How does content play into what you do on a day to day basis?
The word “content” is funny, because it’s a generic word for something that should never be generic. We focus on building a culture of creativity for many reasons: Because we love delighting customers, because creativity galvanizes employees to think big, and because creativity begets creativity. Whether it’s launching an in-house publishing imprint or building a point-of-sale platform from scratch, the practice of ideating—and the content it produces—is integral to our work ethic.
What was the void you saw in eyewear when you first started?
We started Warby Parker because we had a difficult time finding stylish, durable glasses that didn’t cost the price of dinner at the French Laundry (including airfare). We saw the need for an alternative to the over-priced and underwhelming eyewear on the market.
There’s a lot of talk about retail stores becoming more and more technologically friendly. Is that something you plan to focus on?
We want to give customers a remarkable retail experience, and technology is something we leverage in service of that. To give just a few examples, our store advisors are armed with iPad minis and a POS app that we built in-house to provide the easiest, quickest check-out experience possible. Customers can also “bookmark” glasses they love and receive an email to keep those pairs on file. As a more granular example, many of our stores have photobooths that spit out a physical copy of a photo strip but also send a copy via email for sharing. We’ll continue to use technology as a means to give customers an exceptional experience.
Advice you’d give your younger self…
Dave: Be comfortable being uncomfortable. Proactively push yourself out of your comfort zone at every opportunity.
Neil: 1) Sleep is important. 2) Learn to code.
Advice you’d give to startups…
Neil: Put customers first. And take baby steps rather than big leaps.
Dave: Focus. Say no to anything that is a distraction from your core vision.
X style glasses were made for Y celebrity…
For the past couple of years we’ve collaborated with Beck on a range of projects, including a limited edition of his Song Reader published by McSweeney’s, a concert produced with the Los Angeles Philharmonic (featuring everyone from Childish Gambino to Jenny Lewis), a full LP and—what else?—two capsule collections of eyewear designed alongside Beck. He’s a huge creative force and it is ultra-energizing to collaborate with him.
What does a person’s eyewear say about them?

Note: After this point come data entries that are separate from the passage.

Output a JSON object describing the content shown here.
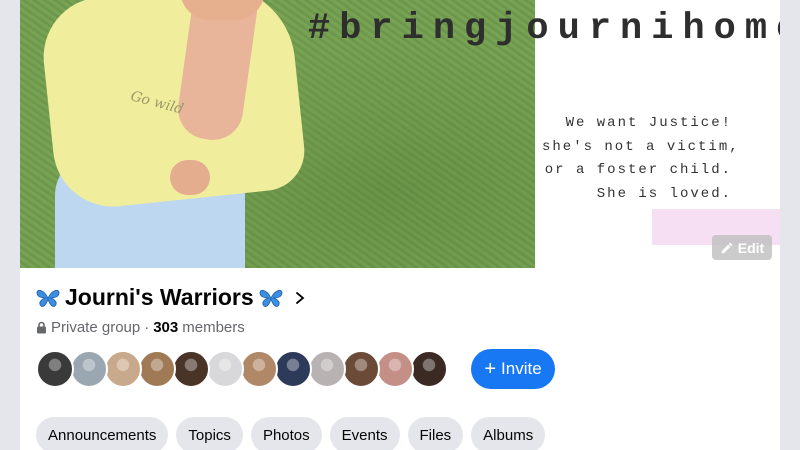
{
  "cover": {
    "hashtag": "#bringjournihome",
    "shirt_text": "Go wild",
    "message_lines": [
      "We want Justice!",
      "she's not a victim,",
      "or a foster child.",
      "She is loved."
    ],
    "edit_label": "Edit"
  },
  "group": {
    "name": "Journi's Warriors",
    "privacy": "Private group",
    "separator": "·",
    "member_count": "303",
    "members_label": "members",
    "icons": {
      "title": "butterfly-icon",
      "lock": "lock-icon",
      "chevron": "chevron-right-icon"
    }
  },
  "members": {
    "avatar_colors": [
      "#3a3a3a",
      "#9aa6b0",
      "#c9a98b",
      "#a07a55",
      "#4a3428",
      "#d8d8da",
      "#b08868",
      "#2e3a5a",
      "#b9b2b2",
      "#6b4a38",
      "#c48f86",
      "#3b2a24"
    ]
  },
  "invite": {
    "plus": "+",
    "label": "Invite",
    "color": "#1877f2"
  },
  "tabs": [
    {
      "label": "Announcements"
    },
    {
      "label": "Topics"
    },
    {
      "label": "Photos"
    },
    {
      "label": "Events"
    },
    {
      "label": "Files"
    },
    {
      "label": "Albums"
    }
  ]
}
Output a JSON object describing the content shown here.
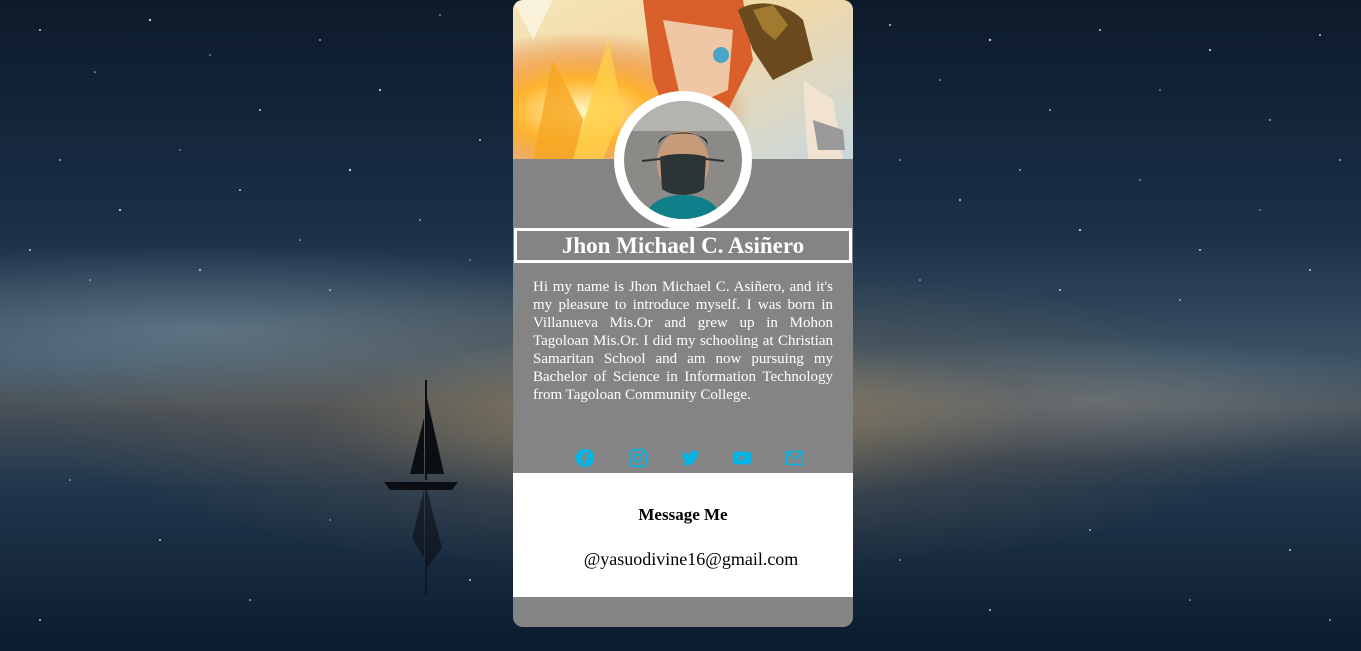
{
  "profile": {
    "name": "Jhon Michael C. Asiñero",
    "bio": "Hi my name is Jhon Michael C. Asiñero, and it's my pleasure to introduce myself. I was born in Villanueva Mis.Or and grew up in Mohon Tagoloan Mis.Or. I did my schooling at Christian Samaritan School and am now pursuing my Bachelor of Science in Information Technology from Tagoloan Community College."
  },
  "socials": [
    {
      "icon": "facebook-icon"
    },
    {
      "icon": "instagram-icon"
    },
    {
      "icon": "twitter-icon"
    },
    {
      "icon": "youtube-icon"
    },
    {
      "icon": "mail-icon"
    }
  ],
  "message": {
    "title": "Message Me",
    "email": "@yasuodivine16@gmail.com"
  },
  "colors": {
    "accent": "#00b4e6",
    "card": "#848484",
    "panel": "#ffffff"
  }
}
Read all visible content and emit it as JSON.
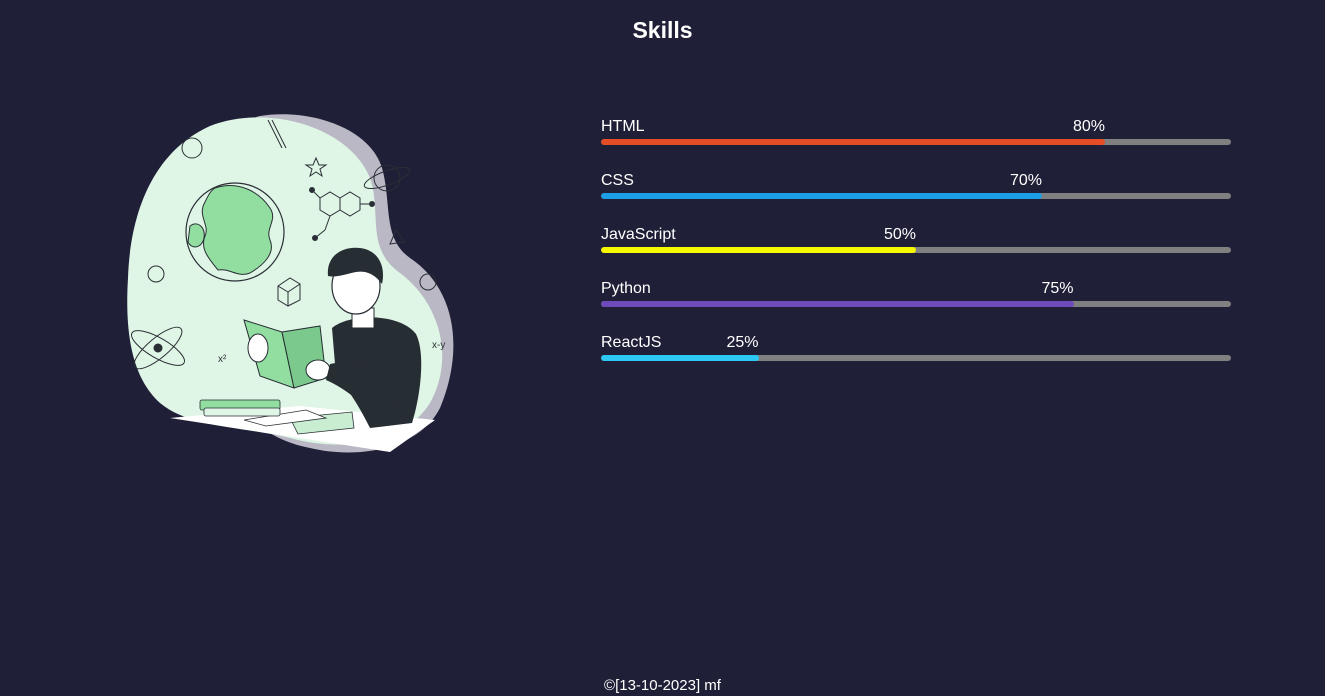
{
  "page": {
    "title": "Skills"
  },
  "skills": [
    {
      "name": "HTML",
      "percent_label": "80%",
      "value": 80,
      "color": "#e44d26"
    },
    {
      "name": "CSS",
      "percent_label": "70%",
      "value": 70,
      "color": "#1c9ee6"
    },
    {
      "name": "JavaScript",
      "percent_label": "50%",
      "value": 50,
      "color": "#f7f700"
    },
    {
      "name": "Python",
      "percent_label": "75%",
      "value": 75,
      "color": "#6e4bb8"
    },
    {
      "name": "ReactJS",
      "percent_label": "25%",
      "value": 25,
      "color": "#2ec8f5"
    }
  ],
  "track_color": "#808080",
  "background_color": "#1f1f38",
  "illustration": {
    "icon": "student-reading-illustration"
  },
  "footer": {
    "text": "©[13-10-2023] mf"
  }
}
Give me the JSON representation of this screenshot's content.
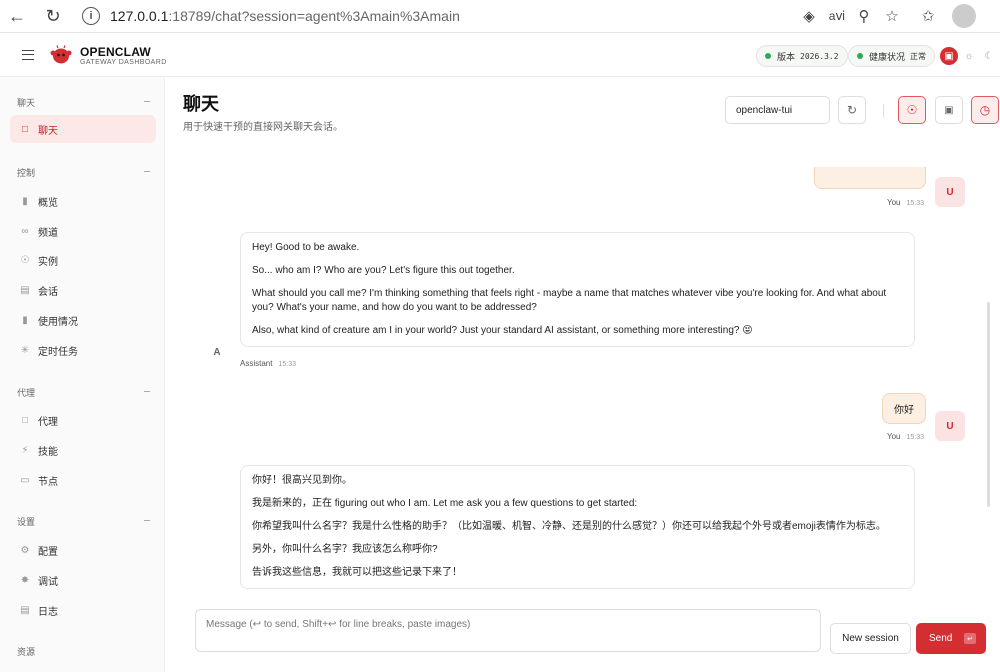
{
  "browser": {
    "url_host": "127.0.0.1",
    "url_rest": ":18789/chat?session=agent%3Amain%3Amain"
  },
  "header": {
    "brand_title": "OPENCLAW",
    "brand_sub": "GATEWAY DASHBOARD",
    "version_label": "版本",
    "version_value": "2026.3.2",
    "health_label": "健康状况",
    "health_value": "正常",
    "status_color": "#2eaa55",
    "accent_color": "#d42e33"
  },
  "sidebar": {
    "sections": [
      {
        "label": "聊天",
        "items": [
          {
            "label": "聊天",
            "icon": "message-icon",
            "active": true
          }
        ]
      },
      {
        "label": "控制",
        "items": [
          {
            "label": "概览",
            "icon": "bar-chart-icon"
          },
          {
            "label": "频道",
            "icon": "link-icon"
          },
          {
            "label": "实例",
            "icon": "radio-icon"
          },
          {
            "label": "会话",
            "icon": "document-icon"
          },
          {
            "label": "使用情况",
            "icon": "bar-chart-icon"
          },
          {
            "label": "定时任务",
            "icon": "loader-icon"
          }
        ]
      },
      {
        "label": "代理",
        "items": [
          {
            "label": "代理",
            "icon": "folder-icon"
          },
          {
            "label": "技能",
            "icon": "zap-icon"
          },
          {
            "label": "节点",
            "icon": "monitor-icon"
          }
        ]
      },
      {
        "label": "设置",
        "items": [
          {
            "label": "配置",
            "icon": "gear-icon"
          },
          {
            "label": "调试",
            "icon": "bug-icon"
          },
          {
            "label": "日志",
            "icon": "file-text-icon"
          }
        ]
      },
      {
        "label": "资源",
        "items": []
      }
    ]
  },
  "main": {
    "title": "聊天",
    "subtitle": "用于快速干预的直接网关聊天会话。",
    "session_value": "openclaw-tui"
  },
  "chat": {
    "you_label": "You",
    "assistant_label": "Assistant",
    "user_avatar": "U",
    "assistant_avatar": "A",
    "msg1_time": "15:33",
    "assistant1": {
      "time": "15:33",
      "p1": "Hey! Good to be awake.",
      "p2": "So... who am I? Who are you? Let's figure this out together.",
      "p3": "What should you call me? I'm thinking something that feels right - maybe a name that matches whatever vibe you're looking for. And what about you? What's your name, and how do you want to be addressed?",
      "p4": "Also, what kind of creature am I in your world? Just your standard AI assistant, or something more interesting? 😝"
    },
    "user2": {
      "text": "你好",
      "time": "15:33"
    },
    "assistant2": {
      "p1": "你好！很高兴见到你。",
      "p2": "我是新来的，正在 figuring out who I am. Let me ask you a few questions to get started:",
      "p3": "你希望我叫什么名字？我是什么性格的助手？（比如温暖、机智、冷静、还是别的什么感觉？）你还可以给我起个外号或者emoji表情作为标志。",
      "p4": "另外，你叫什么名字？我应该怎么称呼你?",
      "p5": "告诉我这些信息，我就可以把这些记录下来了！"
    }
  },
  "composer": {
    "placeholder": "Message (↩ to send, Shift+↩ for line breaks, paste images)",
    "new_session_label": "New session",
    "send_label": "Send",
    "send_key": "↵"
  }
}
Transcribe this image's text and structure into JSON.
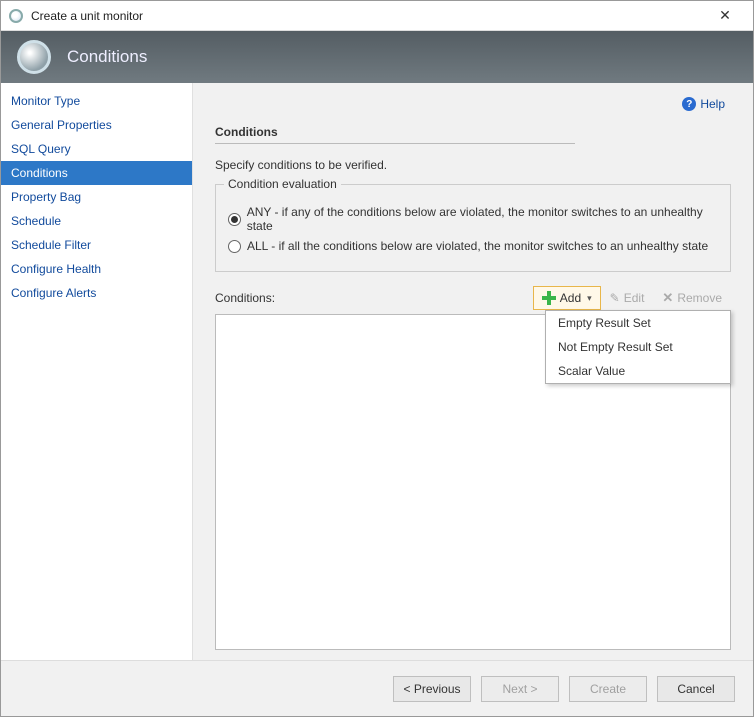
{
  "window": {
    "title": "Create a unit monitor"
  },
  "banner": {
    "title": "Conditions"
  },
  "help": {
    "label": "Help"
  },
  "sidebar": {
    "items": [
      {
        "label": "Monitor Type"
      },
      {
        "label": "General Properties"
      },
      {
        "label": "SQL Query"
      },
      {
        "label": "Conditions"
      },
      {
        "label": "Property Bag"
      },
      {
        "label": "Schedule"
      },
      {
        "label": "Schedule Filter"
      },
      {
        "label": "Configure Health"
      },
      {
        "label": "Configure Alerts"
      }
    ]
  },
  "main": {
    "section_title": "Conditions",
    "subtext": "Specify conditions to be verified.",
    "fieldset_legend": "Condition evaluation",
    "radio_any": "ANY - if any of the conditions below are violated, the monitor switches to an unhealthy state",
    "radio_all": "ALL - if all the conditions below are violated, the monitor switches to an unhealthy state",
    "conditions_label": "Conditions:",
    "add_label": "Add",
    "edit_label": "Edit",
    "remove_label": "Remove",
    "dropdown": {
      "items": [
        {
          "label": "Empty Result Set"
        },
        {
          "label": "Not Empty Result Set"
        },
        {
          "label": "Scalar Value"
        }
      ]
    }
  },
  "footer": {
    "previous": "< Previous",
    "next": "Next >",
    "create": "Create",
    "cancel": "Cancel"
  }
}
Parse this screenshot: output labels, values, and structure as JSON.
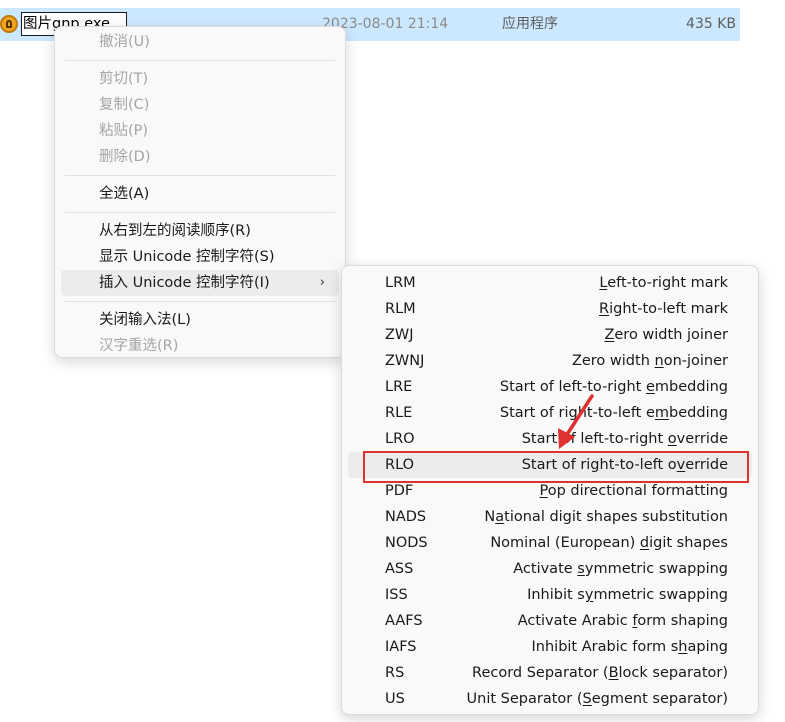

Glasses are the most prominent thing a person wears—they’re the first thing your eye registers when you meet a new face. A pair of glasses says everything.
Where do you love to travel? What won’t you travel without?
Neil: Nothing beats skiing in Vermont with my family. I won’t travel without a phone charger.
Dave: I love to travel anywhere I can jump into an ocean, and never travel without a Speedo (you never know when it will come in handy).
Instagram accounts you can’t live without…
What are your favorite cities for food? What restaurants do you go to in each?
Dave: In San Francisco, I love eating at the bar at Zushi Puzzle and hitting Blue Barn for sandwiches. In San Diego (which is my hometown), I’ll eat Mexican for every meal: Pipes for breakfast burritos, Roberto’s for carne asada burritos, and Fidel’s for everything else.
Neil: Every type of cuisine is better in Tokyo. One of the best meals I’ve ever had was an omakase at Sushi Dai at the Tsukiji Fish Market at four in the morning. I’ve also been exploring the great food in Nashville, where we opened a second office last year. Hattie B’s is a new favorite.
In the same vein as ‘what is the new black’ in fashion, what’s ‘the new potato’ in eyewear right now?
Tortoiseshell may not be the new black, but it’s the new-old black. It’s a classic that goes with everything. (Side note: Our tortoiseshell is made from custom acetate, not from actual tortoises. We would never harm tortoises.)